У меня здесь было много друзей… Юля, Катя, Вадим, Оксана, Олег… Теперь — Андрей… “Мы умрем и станем наукой”, — говорил Андрей. “Мы умрем, и нас забудут”, — так думала Катя. “Когда я умру, не хороните меня на кладбище, я боюсь кладбища, там только мертвые и вороны. Похороните в поле…” — просила Оксана.

“Мы умрем…” — плакала Юля. Для меня теперь небо живое, когда я на него смотрю… Они там…»

«Мамочка, забери меня из больницы. Я тут умру. Тут все умирают.
Где мне плакать? В туалете? А там очередь… Там все такие, как я…»

Это хуже войны. Страшнее войны. Потому что непонятно, невидимо, не сейчас.

«Так и с Чернобылем… Еще вернемся к нему, он откроется нам глубже. Станет святыней. Стеной плача. А пока формулы нет. Нет формулы! Идей нет. Кюри, бэры, зиверты — это не осмысление. Это — не философия. Не мировоззрение. У нас человек — или с ружьем, или с крестом. Через всю историю. А другого человека не было. Пока нет.»

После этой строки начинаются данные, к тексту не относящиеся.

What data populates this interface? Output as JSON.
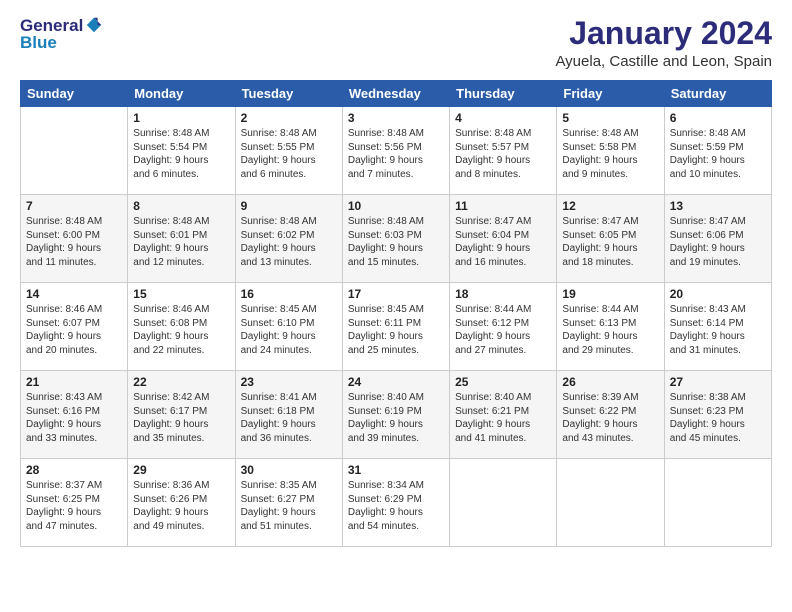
{
  "header": {
    "logo_general": "General",
    "logo_blue": "Blue",
    "main_title": "January 2024",
    "subtitle": "Ayuela, Castille and Leon, Spain"
  },
  "calendar": {
    "columns": [
      "Sunday",
      "Monday",
      "Tuesday",
      "Wednesday",
      "Thursday",
      "Friday",
      "Saturday"
    ],
    "rows": [
      [
        {
          "day": "",
          "info": ""
        },
        {
          "day": "1",
          "info": "Sunrise: 8:48 AM\nSunset: 5:54 PM\nDaylight: 9 hours\nand 6 minutes."
        },
        {
          "day": "2",
          "info": "Sunrise: 8:48 AM\nSunset: 5:55 PM\nDaylight: 9 hours\nand 6 minutes."
        },
        {
          "day": "3",
          "info": "Sunrise: 8:48 AM\nSunset: 5:56 PM\nDaylight: 9 hours\nand 7 minutes."
        },
        {
          "day": "4",
          "info": "Sunrise: 8:48 AM\nSunset: 5:57 PM\nDaylight: 9 hours\nand 8 minutes."
        },
        {
          "day": "5",
          "info": "Sunrise: 8:48 AM\nSunset: 5:58 PM\nDaylight: 9 hours\nand 9 minutes."
        },
        {
          "day": "6",
          "info": "Sunrise: 8:48 AM\nSunset: 5:59 PM\nDaylight: 9 hours\nand 10 minutes."
        }
      ],
      [
        {
          "day": "7",
          "info": "Sunrise: 8:48 AM\nSunset: 6:00 PM\nDaylight: 9 hours\nand 11 minutes."
        },
        {
          "day": "8",
          "info": "Sunrise: 8:48 AM\nSunset: 6:01 PM\nDaylight: 9 hours\nand 12 minutes."
        },
        {
          "day": "9",
          "info": "Sunrise: 8:48 AM\nSunset: 6:02 PM\nDaylight: 9 hours\nand 13 minutes."
        },
        {
          "day": "10",
          "info": "Sunrise: 8:48 AM\nSunset: 6:03 PM\nDaylight: 9 hours\nand 15 minutes."
        },
        {
          "day": "11",
          "info": "Sunrise: 8:47 AM\nSunset: 6:04 PM\nDaylight: 9 hours\nand 16 minutes."
        },
        {
          "day": "12",
          "info": "Sunrise: 8:47 AM\nSunset: 6:05 PM\nDaylight: 9 hours\nand 18 minutes."
        },
        {
          "day": "13",
          "info": "Sunrise: 8:47 AM\nSunset: 6:06 PM\nDaylight: 9 hours\nand 19 minutes."
        }
      ],
      [
        {
          "day": "14",
          "info": "Sunrise: 8:46 AM\nSunset: 6:07 PM\nDaylight: 9 hours\nand 20 minutes."
        },
        {
          "day": "15",
          "info": "Sunrise: 8:46 AM\nSunset: 6:08 PM\nDaylight: 9 hours\nand 22 minutes."
        },
        {
          "day": "16",
          "info": "Sunrise: 8:45 AM\nSunset: 6:10 PM\nDaylight: 9 hours\nand 24 minutes."
        },
        {
          "day": "17",
          "info": "Sunrise: 8:45 AM\nSunset: 6:11 PM\nDaylight: 9 hours\nand 25 minutes."
        },
        {
          "day": "18",
          "info": "Sunrise: 8:44 AM\nSunset: 6:12 PM\nDaylight: 9 hours\nand 27 minutes."
        },
        {
          "day": "19",
          "info": "Sunrise: 8:44 AM\nSunset: 6:13 PM\nDaylight: 9 hours\nand 29 minutes."
        },
        {
          "day": "20",
          "info": "Sunrise: 8:43 AM\nSunset: 6:14 PM\nDaylight: 9 hours\nand 31 minutes."
        }
      ],
      [
        {
          "day": "21",
          "info": "Sunrise: 8:43 AM\nSunset: 6:16 PM\nDaylight: 9 hours\nand 33 minutes."
        },
        {
          "day": "22",
          "info": "Sunrise: 8:42 AM\nSunset: 6:17 PM\nDaylight: 9 hours\nand 35 minutes."
        },
        {
          "day": "23",
          "info": "Sunrise: 8:41 AM\nSunset: 6:18 PM\nDaylight: 9 hours\nand 36 minutes."
        },
        {
          "day": "24",
          "info": "Sunrise: 8:40 AM\nSunset: 6:19 PM\nDaylight: 9 hours\nand 39 minutes."
        },
        {
          "day": "25",
          "info": "Sunrise: 8:40 AM\nSunset: 6:21 PM\nDaylight: 9 hours\nand 41 minutes."
        },
        {
          "day": "26",
          "info": "Sunrise: 8:39 AM\nSunset: 6:22 PM\nDaylight: 9 hours\nand 43 minutes."
        },
        {
          "day": "27",
          "info": "Sunrise: 8:38 AM\nSunset: 6:23 PM\nDaylight: 9 hours\nand 45 minutes."
        }
      ],
      [
        {
          "day": "28",
          "info": "Sunrise: 8:37 AM\nSunset: 6:25 PM\nDaylight: 9 hours\nand 47 minutes."
        },
        {
          "day": "29",
          "info": "Sunrise: 8:36 AM\nSunset: 6:26 PM\nDaylight: 9 hours\nand 49 minutes."
        },
        {
          "day": "30",
          "info": "Sunrise: 8:35 AM\nSunset: 6:27 PM\nDaylight: 9 hours\nand 51 minutes."
        },
        {
          "day": "31",
          "info": "Sunrise: 8:34 AM\nSunset: 6:29 PM\nDaylight: 9 hours\nand 54 minutes."
        },
        {
          "day": "",
          "info": ""
        },
        {
          "day": "",
          "info": ""
        },
        {
          "day": "",
          "info": ""
        }
      ]
    ]
  }
}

Чернобыльская катастрофа. 33 года. Что изменилось? Да, изменили правила строительства АЭС. Но разве только в этом была ошибка? Как насчет тех, кто боялся признаться? Кто воровал в зараженной зоне и продавал целые дома(!) ничего не подозревающим людям? Кто врал, что все хорошо? Как насчет вопиющего непрофессионализма и неграмотности?

Изменился ли человек?

Была ли это технологическая или человеческая катастрофа?

Когда я думаю о простом человеке, не обремененном знанием физики, да впрочем и другими «сложными» знаниями, который верит только в то, что видит своими глазами (а радиацию глазами не увидеть), о человеке, которому сложно менять свои привычки (а мы все такие), который не может даже представить, к каким последствиям может привести его «авось», бравада, хвастовство… Я понимаю, что ничего не изменилось за 33 года. Чернобыль, черная быль, черная правда – не о технике, не о машине, а о человеке – внутри нас. Человек – создатель катастроф. Даже тех, в которых не участвует активно.

Особенно тех, в которых активно не участвует.